I have my site running on my local network which allows users to upload zip files. But when i started testing it on my local area network (not on the localhost) the files show up as blob? For example: On my localhost where IIS express is running i can upload example.zip and it shows up in the upload folder just fine as example.zip. Now if i try to upload it from another machine example.zip shows up as blob. Interestingly enough if i rename the file back to the example.zip giving the right extention the file is fully intact and i can read it. I thought it might be folder permissions so i gave the upload folder full control from everyone to test and it still doesn't work. Here is the code from my API controller that save the file coming in.
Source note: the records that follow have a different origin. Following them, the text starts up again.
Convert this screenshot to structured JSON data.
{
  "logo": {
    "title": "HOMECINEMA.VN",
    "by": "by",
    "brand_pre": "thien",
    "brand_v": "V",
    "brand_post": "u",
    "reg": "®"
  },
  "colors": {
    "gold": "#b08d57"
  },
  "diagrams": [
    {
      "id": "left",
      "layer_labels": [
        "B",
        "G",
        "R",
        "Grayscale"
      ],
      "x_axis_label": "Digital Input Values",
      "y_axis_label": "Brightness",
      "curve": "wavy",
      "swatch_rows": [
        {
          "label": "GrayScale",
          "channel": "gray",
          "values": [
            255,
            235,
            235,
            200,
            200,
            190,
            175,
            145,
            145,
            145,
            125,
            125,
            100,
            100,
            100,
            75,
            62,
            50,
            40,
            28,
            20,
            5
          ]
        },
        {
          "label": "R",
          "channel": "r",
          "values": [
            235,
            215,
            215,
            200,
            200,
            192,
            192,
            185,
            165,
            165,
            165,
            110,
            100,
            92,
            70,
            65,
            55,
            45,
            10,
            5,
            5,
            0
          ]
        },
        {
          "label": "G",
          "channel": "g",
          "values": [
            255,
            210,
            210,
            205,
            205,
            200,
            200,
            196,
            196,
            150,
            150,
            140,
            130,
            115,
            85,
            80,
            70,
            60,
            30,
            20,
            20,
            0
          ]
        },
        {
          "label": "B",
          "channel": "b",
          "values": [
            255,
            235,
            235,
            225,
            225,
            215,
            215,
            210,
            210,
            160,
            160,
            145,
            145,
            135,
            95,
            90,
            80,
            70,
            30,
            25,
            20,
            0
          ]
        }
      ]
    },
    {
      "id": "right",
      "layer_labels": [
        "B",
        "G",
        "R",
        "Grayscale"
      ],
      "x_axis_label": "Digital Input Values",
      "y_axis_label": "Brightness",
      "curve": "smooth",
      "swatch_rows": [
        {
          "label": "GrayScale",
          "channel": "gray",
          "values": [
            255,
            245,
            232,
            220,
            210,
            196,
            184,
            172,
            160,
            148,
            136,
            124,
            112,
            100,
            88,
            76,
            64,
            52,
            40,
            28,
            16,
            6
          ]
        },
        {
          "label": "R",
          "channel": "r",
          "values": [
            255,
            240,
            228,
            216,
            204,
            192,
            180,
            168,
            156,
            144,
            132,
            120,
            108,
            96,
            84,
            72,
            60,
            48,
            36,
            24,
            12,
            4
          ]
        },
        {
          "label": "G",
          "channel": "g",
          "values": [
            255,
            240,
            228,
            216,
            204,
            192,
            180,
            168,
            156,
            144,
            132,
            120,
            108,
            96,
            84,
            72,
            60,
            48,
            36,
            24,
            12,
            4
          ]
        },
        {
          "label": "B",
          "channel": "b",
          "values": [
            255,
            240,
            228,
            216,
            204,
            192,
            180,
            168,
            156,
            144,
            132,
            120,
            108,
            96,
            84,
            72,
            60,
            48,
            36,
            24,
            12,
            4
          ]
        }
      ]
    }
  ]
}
public class UploadController : ApiController
{
// Enable both Get and Post so that our jquery call can send data, and get a status
[HttpGet]
[HttpPost]
public HttpResponseMessage Upload()
{
// Get a reference to the file that our jQuery sent. Even with multiple files, they will all be their own request and be the 0 index
HttpPostedFile file = HttpContext.Current.Request.Files[0];
// do something with the file in this space
if (File.Exists(HttpContext.Current.Server.MapPath("~/App_Data/uploads/test/" + file.FileName)))
{
Stream input = file.InputStream;
FileStream output = new FileStream(HttpContext.Current.Server.MapPath("~/App_Data/uploads/test/" + file.FileName), FileMode.Append);
byte[] buffer = new byte[8 * 1024];
int len;
while ((len = input.Read(buffer, 0, buffer.Length)) > 0)
{
output.Write(buffer, 0, len);
}
input.Close();
output.Close();
}
else
{
file.SaveAs(HttpContext.Current.Server.MapPath("~/App_Data/uploads/test/" + file.FileName));
}
// end of file doing
// Now we need to wire up a response so that the calling script understands what happened
HttpContext.Current.Response.ContentType = "text/plain";
var serializer = new System.Web.Script.Serialization.JavaScriptSerializer();
var result = new { name = file.FileName};
HttpContext.Current.Response.Write(serializer.Serialize(result));
HttpContext.Current.Response.StatusCode = 200;
// For compatibility with IE's "done" event we need to return a result as well as setting the context.response
return new HttpResponseMessage(HttpStatusCode.OK);
}
}
Any ideas why my files get saved as blob? Thanks!